Caso Ruby, il Pm Annamaria Fiorillo smentisce la polizia: “Non ho mai ordinato di affidarla alla Minetti”
Anche a Iafrate, la Fiorillo sostiene di aver detto che Ruby doveva essere ”compiutamente identificata” prima di essere affidata ad una comunità. ”Dissi che non mi interessava se la Minetti svolgeva un incarico pubblico e dissi alla Iafrate che se non intendeva comprendere quello che le dicevo se ne sarebbe assunta ogni responsabilità”. Infine c’è un’ultima telefonata con la Iafrate in cui si parla dei documenti della minore. ”Non ho mai cambiato le mie disposizioni, ho sempre mantenuta ferma la mia disposizione: cioè che la ragazza fosse messa in comunità”, dice la Fiorillo. Che sottolinea: ”Nessun magistrato degno di questo nome” avrebbe affidato la minorenne Ruby alla consigliera Minetti.

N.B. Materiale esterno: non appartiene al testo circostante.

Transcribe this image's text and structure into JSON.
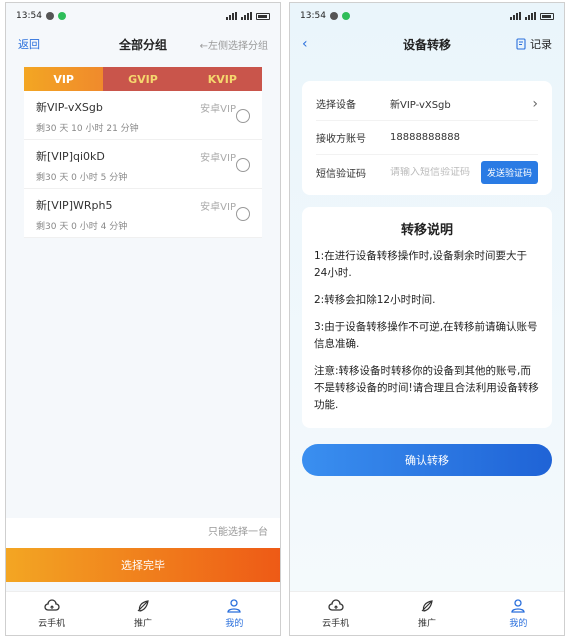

Tra Fiorillo e gli uomini della Questura c’è stata una attività “meramente orale”, ossia “conversazioni telefoniche”, poi “non ho più avuto visione degli atti che arrivarono molto dopo” a giugno.
“Non mi sono mai occupata dei procedimenti che riguardano la minore, né dell’affidamento del procedimento penale. Io risposi solo al telefono e diedi delle disposizioni”, perché Ruby ”fosse affidata a una comunità”. Ma ricorda che nelle due telefonate con la Iafrate, “lei parlava come se svolgesse un monologo, avevo difficoltà a inserirmi nel discorso. Il suo obiettivo era molto chiaro, ossia affidarla alla Minetti”. Solo il 29 ottobre la Fiorillo scrive una relazione su quella sera. Dopo quella relazioniamo “ci fu un grande interesse dei media, poi il ministro Maroni andò in Parlamento ed espose la versione della polizia dicendo che tutto si era svolto regolarmente. Io dissi ai giornalisti che non era vero e questo ha comportato un provvedimento disciplinare”. ”Quando il ministro Maroni disse che venne affidata alla Minetti seguendo le indicazioni del magistrato attacca la mia onorabilità di magistrato, perché nessun magistrato degno di questo nome avrebbe fatto una cosa del genere”, spiega la Fiorillo. Il procedimento del Csm si è concluso in maniera “salomonica: dicendo che sui fatti contestati si sarebbe deciso in questa sede e che il ministro Maroni non aveva nessuna intenzione di offendermi, per cui non c’è stato nessun luogo a procedere”.